A/N: This'll be a serious of quick little drabbles about dealing with pain and grief and such on the Enterprise where you have so few people to turn to. This series was probably started to allow later Dr. Springer some screen time without being seen from Bones' perspective and some real insight into how she goes about her job. This first one isn't with her, but it does go along the same themes as the rest of them will. And also I realized I didn't really have anything with Uhura in it being her sweet little self. This is mostly inspired by Nichelle Nichols' version, but is really supposed to be Zoe Saldana's Uhura. Dur. Silly me. You don't have to have read any of my other fics to get this series, I think, but all my stories are in the same timeline unless I say otherwise.

I don't own Star Trek, only Dr. Springer.


Bogeys and Shoulders


Scotty had prided himself on the fact that he had never had a full-on mental breakdown, well, at least not in a public place. When he was a child he had rarely witnessed anyone crying let alone wracked with grief. Maybe it was this upbringing that made him sure that crying was the most private thing in the world. If he so much as shed a single tear he felt like he needed to leave the room instantly. But this all went to hell in the mess hall one day a week after he got the call that his mother had died.

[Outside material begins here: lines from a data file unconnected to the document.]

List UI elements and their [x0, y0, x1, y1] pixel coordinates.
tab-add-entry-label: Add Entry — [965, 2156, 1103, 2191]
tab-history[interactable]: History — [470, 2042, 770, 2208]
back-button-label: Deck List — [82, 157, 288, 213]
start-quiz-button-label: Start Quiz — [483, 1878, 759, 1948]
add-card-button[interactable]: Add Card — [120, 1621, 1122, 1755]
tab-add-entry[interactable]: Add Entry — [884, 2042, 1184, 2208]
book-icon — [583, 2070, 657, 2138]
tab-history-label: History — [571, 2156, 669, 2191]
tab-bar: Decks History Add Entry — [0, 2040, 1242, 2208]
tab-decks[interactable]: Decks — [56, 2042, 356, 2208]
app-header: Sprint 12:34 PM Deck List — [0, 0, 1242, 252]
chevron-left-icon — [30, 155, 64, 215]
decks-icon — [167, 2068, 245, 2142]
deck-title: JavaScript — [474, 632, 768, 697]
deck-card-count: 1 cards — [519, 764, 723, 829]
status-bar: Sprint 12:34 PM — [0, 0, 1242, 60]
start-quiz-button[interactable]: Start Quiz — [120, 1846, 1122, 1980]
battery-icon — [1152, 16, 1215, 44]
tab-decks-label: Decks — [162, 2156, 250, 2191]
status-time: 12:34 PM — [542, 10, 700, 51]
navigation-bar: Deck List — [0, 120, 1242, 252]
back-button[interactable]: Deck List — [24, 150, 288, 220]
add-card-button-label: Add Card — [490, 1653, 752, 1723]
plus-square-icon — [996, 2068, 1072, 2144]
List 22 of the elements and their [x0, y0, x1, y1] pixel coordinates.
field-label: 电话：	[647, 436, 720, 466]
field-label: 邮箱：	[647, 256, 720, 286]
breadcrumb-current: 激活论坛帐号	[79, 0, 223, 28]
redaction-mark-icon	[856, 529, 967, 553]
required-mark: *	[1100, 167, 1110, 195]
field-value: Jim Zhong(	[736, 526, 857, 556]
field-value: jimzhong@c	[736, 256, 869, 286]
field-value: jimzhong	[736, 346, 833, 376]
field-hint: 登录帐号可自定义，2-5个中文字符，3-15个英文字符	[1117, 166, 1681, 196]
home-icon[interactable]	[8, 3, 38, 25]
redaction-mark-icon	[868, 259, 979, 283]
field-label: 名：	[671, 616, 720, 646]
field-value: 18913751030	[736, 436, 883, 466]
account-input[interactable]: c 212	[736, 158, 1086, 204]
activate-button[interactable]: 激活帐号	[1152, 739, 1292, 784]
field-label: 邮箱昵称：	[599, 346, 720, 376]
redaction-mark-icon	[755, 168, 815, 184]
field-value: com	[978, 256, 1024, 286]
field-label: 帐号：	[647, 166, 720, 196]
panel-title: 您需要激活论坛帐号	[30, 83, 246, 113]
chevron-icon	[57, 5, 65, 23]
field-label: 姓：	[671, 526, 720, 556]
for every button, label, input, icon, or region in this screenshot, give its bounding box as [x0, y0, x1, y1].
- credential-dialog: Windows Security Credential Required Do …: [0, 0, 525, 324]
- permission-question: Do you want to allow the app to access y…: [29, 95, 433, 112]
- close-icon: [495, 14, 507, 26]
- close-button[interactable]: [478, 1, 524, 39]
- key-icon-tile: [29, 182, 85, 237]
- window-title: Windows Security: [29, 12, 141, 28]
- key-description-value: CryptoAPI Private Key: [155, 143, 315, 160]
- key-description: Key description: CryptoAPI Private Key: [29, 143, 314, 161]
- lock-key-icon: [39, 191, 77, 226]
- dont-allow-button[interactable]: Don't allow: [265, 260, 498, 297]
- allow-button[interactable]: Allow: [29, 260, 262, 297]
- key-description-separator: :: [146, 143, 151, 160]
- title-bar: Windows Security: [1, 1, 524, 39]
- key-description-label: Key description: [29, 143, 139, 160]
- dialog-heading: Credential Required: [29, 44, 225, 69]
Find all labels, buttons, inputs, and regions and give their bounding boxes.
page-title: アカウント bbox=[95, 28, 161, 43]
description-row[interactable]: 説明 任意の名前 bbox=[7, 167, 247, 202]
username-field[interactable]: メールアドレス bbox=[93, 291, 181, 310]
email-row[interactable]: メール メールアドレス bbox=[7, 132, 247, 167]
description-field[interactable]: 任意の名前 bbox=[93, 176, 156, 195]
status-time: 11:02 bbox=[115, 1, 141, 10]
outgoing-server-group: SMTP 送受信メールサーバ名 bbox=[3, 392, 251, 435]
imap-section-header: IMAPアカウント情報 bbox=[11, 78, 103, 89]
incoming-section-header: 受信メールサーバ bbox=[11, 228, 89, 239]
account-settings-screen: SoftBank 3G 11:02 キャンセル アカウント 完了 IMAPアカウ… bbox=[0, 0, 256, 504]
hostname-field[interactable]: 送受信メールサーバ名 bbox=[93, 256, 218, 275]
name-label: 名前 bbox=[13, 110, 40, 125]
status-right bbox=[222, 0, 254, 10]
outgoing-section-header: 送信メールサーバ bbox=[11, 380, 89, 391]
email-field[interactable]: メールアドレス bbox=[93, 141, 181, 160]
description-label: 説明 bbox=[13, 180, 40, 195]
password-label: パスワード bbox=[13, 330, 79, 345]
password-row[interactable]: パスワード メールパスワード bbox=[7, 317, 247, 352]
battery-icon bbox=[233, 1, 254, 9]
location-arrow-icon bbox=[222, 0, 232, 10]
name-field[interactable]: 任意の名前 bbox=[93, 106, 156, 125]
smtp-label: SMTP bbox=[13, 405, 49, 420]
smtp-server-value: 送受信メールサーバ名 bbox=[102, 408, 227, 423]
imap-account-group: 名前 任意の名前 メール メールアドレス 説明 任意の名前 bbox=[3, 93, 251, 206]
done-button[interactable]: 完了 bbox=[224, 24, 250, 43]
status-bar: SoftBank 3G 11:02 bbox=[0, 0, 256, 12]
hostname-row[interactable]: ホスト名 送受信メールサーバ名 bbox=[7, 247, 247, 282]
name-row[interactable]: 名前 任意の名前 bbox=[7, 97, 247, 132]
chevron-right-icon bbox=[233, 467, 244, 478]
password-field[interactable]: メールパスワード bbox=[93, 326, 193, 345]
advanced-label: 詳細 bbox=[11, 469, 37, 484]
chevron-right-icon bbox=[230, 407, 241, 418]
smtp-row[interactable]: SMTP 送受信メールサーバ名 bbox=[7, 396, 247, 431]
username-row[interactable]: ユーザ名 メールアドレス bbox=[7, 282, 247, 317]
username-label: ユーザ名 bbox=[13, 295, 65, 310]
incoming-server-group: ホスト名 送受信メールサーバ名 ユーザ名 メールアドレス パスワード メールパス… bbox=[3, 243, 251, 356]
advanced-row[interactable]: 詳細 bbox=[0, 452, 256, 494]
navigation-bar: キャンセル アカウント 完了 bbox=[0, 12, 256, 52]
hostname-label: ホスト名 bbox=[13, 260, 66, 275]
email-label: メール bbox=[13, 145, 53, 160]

He could actually feel the breakdown coming for days. It was like he was a pipe that was clogged, and more and more grief kept flowing in but his own pride kept it all bottled in and the pressure kept building up until the straw that broke the Scotsman's back landed and his tears exploded from his eyes into his mashed potatoes. The breaking point had been so close for a while, that as soon as Uhura started talked about her dad's visit to Giza to see the 'mummies' he couldn't hold it in any longer. When it did come out his sobs were violent, loud and heard by everyone in the room.

All eyes were on him, and Nyota tried to calm him, but he could hardly hear her at all. He felt her hands on his back, gently rubbing to try and soothe him. Eventually even that faded away and all he felt were the tremors going through him like a 8.0 earthquake, all he heard was himself and he couldn't see a thing through the veil of tears streaming from his red, inflamed eyes. Within a few minutes he was taken away by the woman and they walked down the halls for a bit. He could tell that Uhura wanted to give him more than that, but didn't know how.

His tears stopped eventually, and soon after he managed to choke out words, "Thanks."

"It's alright," she whispered with a sweet smile. "Do you want to sit down?"

Mr. Scott nodded weakly, and in case she hadn't seen he did so twice, "Yes. Yes, that'd be... that'd be for th' best." The two of them sat against the wall on the cold, hard ground and both felt very grateful no one was walking by to be sure. "I dinnae know what came over me." The girl shrugged, but didn't seem convinced that this was just an unexpected phenomenon. In fact she seemed to know quite certainly that it wasn't.

He wondered if he was that transparent or if she was just smart.

"I guess I haven't been quite the same since... since me mum died."

"I'm sorry, Scotty." He felt her hand grab his. That was only mildly uncomfortable and awkward, and it was definitely sweet. "Do you want to talk about it, or would that be too painful?"

"I guess I should, eh? It's not good ta keep these things inside, right?"

"Probably not, hon, but it's your choice."

"I wanna talk about it," he decided finally, and supposed it was better than having to explode again in the near future. "Although... it did feel sorta good just ta get all of that crying out there."

"You should never keep a tear in, Scotty, purging yourself will usually make you feel better afterwards."

"I'll keep that in mind." He laughed a little, feeling silly that he never learned that. "I don't feel bad about me mum's passing in a sense that she ought'nt t've died, exactly. Her prognosis was a few years at th' most and that was a long time ago, y'see. I just... I feel like I shoulda been there with her to spend her last few moments, not way out here. I can hardly remember th' last thing I ever said ta her."

"You couldn't have known when she was going to pass on, and you were already enlisted in Starfleet when she was diagnosed weren't you?"

"Yes, but... I just... I feel like... I dinnae know what I feel anymore, and that's certainly not gonna help me, huh? Me paps always told me that psychology is like engineering. Figure out the problem and then ye can easily fix it. But I dinnae know what the problem is!"

"Not always true. Sometimes," Uhura started, "no ammount of talking or figuring can fix a problem. All you need is time and to let it all out. Sometimes just a good shoulder to cry on. I can't guarantee mine's the best to cry on, but it's always available."

"I dinnae want to get your sleeve covered in bogeys."

"Then you can have my metaphorical shoulder."

Scotty smiled and wiped the tears from his eyes and snot from his nose.

"And you can have me metaphorical bogeys."